Así será si gentes importantes lo dicen, pero yo no lo vi. Como tampoco fui
capaz de ver motivos serios de enfrentamiento entre Alfonso y El Cid; muy
al contrario.
Hallé
al Campeador viajando junto al rey; participando en actos oficiales y
firmando documentos con el resto de los magnates; haciendo de juez, en
casos que estaban por encima de su rango, por expreso deseo del monarca;
aceptando contento a Jimena, pues ella había sido elegida por Alfonso,
quien quiso así honrar al caballero; recibiendo regalos, como la exención
de tributos de sus tierras; dejando a su hijo Diego al cuidado del rey,
confiando plenamente en que la educación que recibiría sería la adecuada.
Mucho
más tarde, el monarca, quien debería estar –según las crónicas- muy
enfadado con el díscolo vasallo, le cede el gobierno de todas las tierras
que conquiste en el Levante y, al fin, después de su muerte, cuando Jimena
le pide ayuda para mantener la plaza de Valencia, el rey lo deja todo y,
con su ejército, acude en socorro de la esposa de El Cid.
Rodrigo,
a su vez, lógicamente enojado con un monarca que lo ha castigado al
destierro sin, por otra parte, privarlo de sus bienes, se apresura a enviar
al rey la porción de botín que le habría correspondido de haber seguido
siendo su señor; situación imposible si hubiera habido un enfrentamiento
serio entre ellos, pues el vasallo habría quedado automáticamente liberado
de sus obligaciones para con un señor que lo apartaba de sí.
En
vez de estar enfadado porque se ha visto insultado injustamente –y volvemos
a algunos escritos- en su honor de caballero, torna una y otra vez a
postrarse ente Alfonso, quien, curiosamente, lo recibe siempre.
Y
cuando Yusuf, el caudillo almorávide, penetra en la península, haciendo
peligrar la obra del rey, mientras este se enfrenta con el musulmán en
tierras de Badajoz, Rodrigo mantiene a raya a los reyezuelos del Levante,
evitando así que el monarca sea atacado en dos frentes.

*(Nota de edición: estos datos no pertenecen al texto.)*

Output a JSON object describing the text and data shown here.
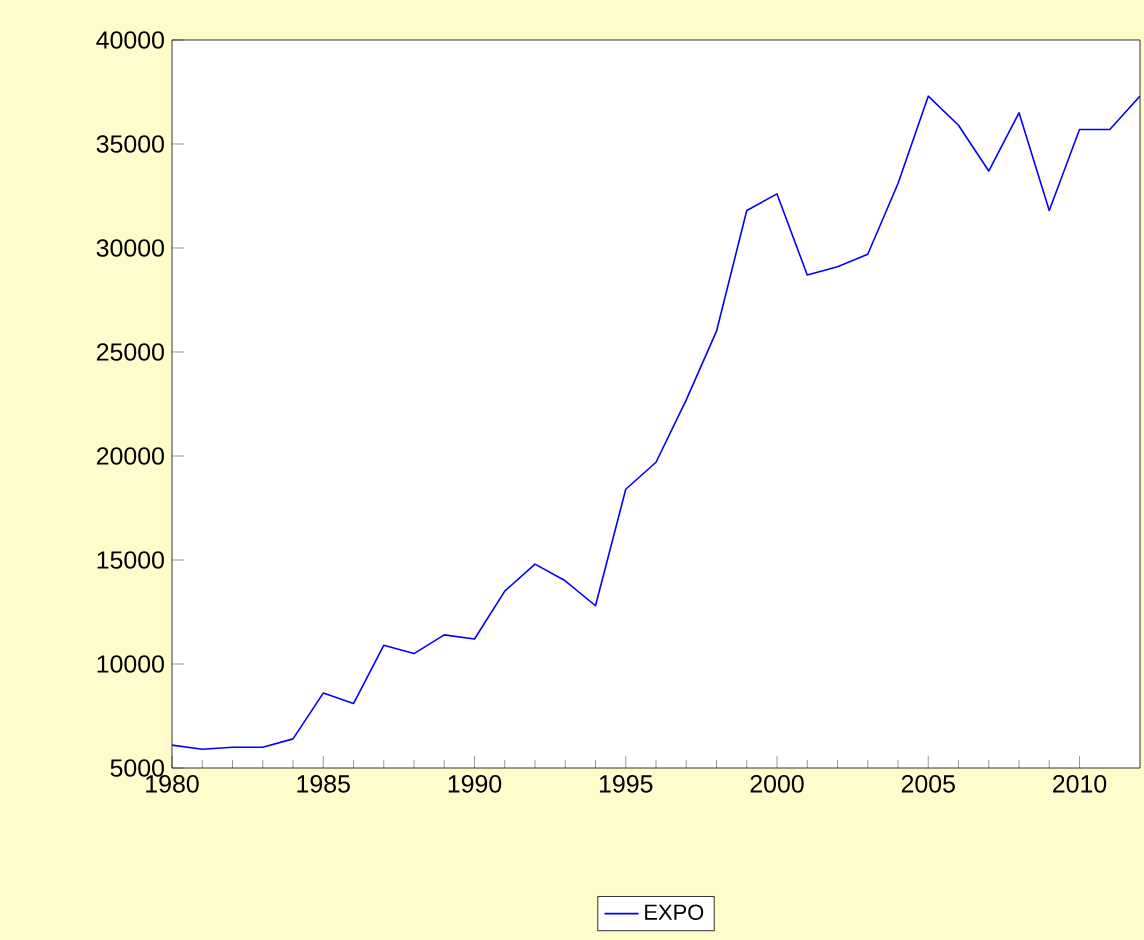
{
  "chart_data": {
    "type": "line",
    "x": [
      1980,
      1981,
      1982,
      1983,
      1984,
      1985,
      1986,
      1987,
      1988,
      1989,
      1990,
      1991,
      1992,
      1993,
      1994,
      1995,
      1996,
      1997,
      1998,
      1999,
      2000,
      2001,
      2002,
      2003,
      2004,
      2005,
      2006,
      2007,
      2008,
      2009,
      2010,
      2011,
      2012
    ],
    "series": [
      {
        "name": "EXPO",
        "color": "#0000ff",
        "values": [
          6100,
          5900,
          6000,
          6000,
          6400,
          8600,
          8100,
          10900,
          10500,
          11400,
          11200,
          13500,
          14800,
          14000,
          12800,
          18400,
          19700,
          22700,
          26000,
          31800,
          32600,
          28700,
          29100,
          29700,
          33100,
          37300,
          35900,
          33700,
          36500,
          31800,
          35700,
          35700,
          37300
        ]
      }
    ],
    "xlim": [
      1980,
      2012
    ],
    "xticks": [
      1980,
      1985,
      1990,
      1995,
      2000,
      2005,
      2010
    ],
    "ylim": [
      5000,
      40000
    ],
    "yticks": [
      5000,
      10000,
      15000,
      20000,
      25000,
      30000,
      35000,
      40000
    ],
    "legend": "bottom",
    "grid": false,
    "marker": "none",
    "line_style": "solid"
  }
}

Y no contento con
ello, más tarde, envía a su hijo Diego con su ejército en ayuda de Alfonso,
decisión que cuesta la vida al muchacho y al Cid la continuación de su
estirpe.
Ha
sido esta una visión general y muy esquemática del reinado de Alfonso VI y
de sus relaciones con su vasallo, Rodrigo Díaz de Vivar. Probablemente sea
necesario un estudio en profundidad de muchas de las actuaciones o
decisiones del monarca, que fue capaz de soñar el nacimiento de una nación
que, por la unión, alcanzó las más altas cotas de poder y proyección mundial.